Peroxisome proliferator-activated receptor-α (PPARα) is a nuclear receptor regulating cardiac metabolism that also has anti-inflammatory properties. Since the activation of inflammatory signalling pathways is considered to be important in cardiac hypertrophy and fibrosis, it is anticipated that PPARα modulates cardiac remodelling. Accordingly, in this study the hypothesis was tested that the absence of PPARα aggravates the cardiac hypertrophic response to pressure overload.

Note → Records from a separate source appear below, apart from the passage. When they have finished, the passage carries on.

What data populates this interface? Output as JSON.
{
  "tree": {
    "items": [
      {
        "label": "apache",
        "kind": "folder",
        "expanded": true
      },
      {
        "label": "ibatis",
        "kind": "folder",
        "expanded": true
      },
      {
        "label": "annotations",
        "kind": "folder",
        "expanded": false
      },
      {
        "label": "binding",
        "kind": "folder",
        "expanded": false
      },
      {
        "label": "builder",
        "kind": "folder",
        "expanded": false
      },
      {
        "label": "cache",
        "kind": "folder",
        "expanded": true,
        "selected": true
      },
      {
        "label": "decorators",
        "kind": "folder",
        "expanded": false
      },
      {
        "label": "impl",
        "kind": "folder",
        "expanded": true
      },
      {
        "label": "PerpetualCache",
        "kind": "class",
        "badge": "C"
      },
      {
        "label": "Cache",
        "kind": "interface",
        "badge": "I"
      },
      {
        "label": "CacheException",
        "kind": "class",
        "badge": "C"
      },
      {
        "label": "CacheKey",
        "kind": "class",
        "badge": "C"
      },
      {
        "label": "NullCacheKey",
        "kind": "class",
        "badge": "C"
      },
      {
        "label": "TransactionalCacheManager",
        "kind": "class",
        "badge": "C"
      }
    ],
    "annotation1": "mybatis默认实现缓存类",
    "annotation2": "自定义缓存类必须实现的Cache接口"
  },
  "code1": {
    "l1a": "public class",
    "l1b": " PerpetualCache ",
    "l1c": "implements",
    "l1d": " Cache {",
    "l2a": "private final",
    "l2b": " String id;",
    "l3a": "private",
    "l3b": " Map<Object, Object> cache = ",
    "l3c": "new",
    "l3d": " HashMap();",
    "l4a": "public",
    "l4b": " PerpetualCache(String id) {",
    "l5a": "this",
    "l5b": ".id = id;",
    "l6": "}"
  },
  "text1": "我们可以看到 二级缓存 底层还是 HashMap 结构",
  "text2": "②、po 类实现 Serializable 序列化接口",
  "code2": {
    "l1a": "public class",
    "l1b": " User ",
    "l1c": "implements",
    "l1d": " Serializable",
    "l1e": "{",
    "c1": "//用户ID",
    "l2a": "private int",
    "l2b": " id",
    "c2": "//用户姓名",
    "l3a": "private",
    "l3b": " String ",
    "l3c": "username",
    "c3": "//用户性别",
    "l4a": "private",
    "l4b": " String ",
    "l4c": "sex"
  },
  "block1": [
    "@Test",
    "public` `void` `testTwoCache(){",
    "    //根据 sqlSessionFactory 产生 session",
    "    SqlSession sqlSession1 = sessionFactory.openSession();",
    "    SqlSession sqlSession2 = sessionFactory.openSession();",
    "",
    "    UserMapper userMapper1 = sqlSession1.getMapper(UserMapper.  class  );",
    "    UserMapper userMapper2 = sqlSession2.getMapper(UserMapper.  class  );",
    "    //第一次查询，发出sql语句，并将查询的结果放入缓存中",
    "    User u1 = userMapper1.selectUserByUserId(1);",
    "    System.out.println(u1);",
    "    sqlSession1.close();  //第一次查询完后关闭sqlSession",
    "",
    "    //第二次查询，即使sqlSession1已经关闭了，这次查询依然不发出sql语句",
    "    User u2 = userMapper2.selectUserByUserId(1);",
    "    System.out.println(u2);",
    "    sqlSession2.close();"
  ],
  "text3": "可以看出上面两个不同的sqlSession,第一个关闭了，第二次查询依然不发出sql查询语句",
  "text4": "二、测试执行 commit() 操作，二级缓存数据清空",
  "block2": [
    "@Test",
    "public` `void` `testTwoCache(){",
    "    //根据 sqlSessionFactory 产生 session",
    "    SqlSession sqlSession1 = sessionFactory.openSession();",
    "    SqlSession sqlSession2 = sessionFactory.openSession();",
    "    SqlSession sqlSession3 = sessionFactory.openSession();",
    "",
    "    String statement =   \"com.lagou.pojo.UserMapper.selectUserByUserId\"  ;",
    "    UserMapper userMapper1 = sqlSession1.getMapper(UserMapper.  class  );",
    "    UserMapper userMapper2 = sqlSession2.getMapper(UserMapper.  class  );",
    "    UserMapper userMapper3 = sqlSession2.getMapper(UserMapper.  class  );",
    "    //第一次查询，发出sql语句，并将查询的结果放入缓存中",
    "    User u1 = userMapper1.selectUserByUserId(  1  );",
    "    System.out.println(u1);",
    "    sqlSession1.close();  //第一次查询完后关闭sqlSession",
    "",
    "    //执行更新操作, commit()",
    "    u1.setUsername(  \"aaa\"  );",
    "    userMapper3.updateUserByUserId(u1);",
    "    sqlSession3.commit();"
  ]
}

Male PPARα−/− and wild-type mice were subjected to transverse aortic constriction (TAC) for 28 days. TAC resulted in a more pronounced increase in ventricular weight and left ventricular (LV) wall thickness in PPARα−/− than in wild-type mice. Compared with sham-operated mice, TAC did not affect cardiac function in wild-type mice, but significantly depressed LV ejection fraction and LV contractility in PPARα−/− mice. Moreover, after TAC mRNA levels of hypertrophic (atrial natriuretic factor, α-skeletal actin), fibrotic (collagen 1, matrix metalloproteinase-2), and inflammatory (interleukin-6, tumour necrosis factor-α, cyclo-oxygenase-2) marker genes were higher in PPARα−/− than in wild-type mice. The mRNA levels of genes involved in fatty acid metabolism (long-chain acyl-CoA synthetase, hydroxyacyl-CoA dehydrogenase) were decreased in PPARα−/− mice, but were not further compromised by TAC.

The present findings show that the absence of PPARα results in a more pronounced hypertrophic growth response and cardiac dysfunction that are associated with an enhanced expression of markers of inflammation and extracellular matrix remodelling. These findings indicate that PPARα exerts salutary effects during cardiac hypertrophy.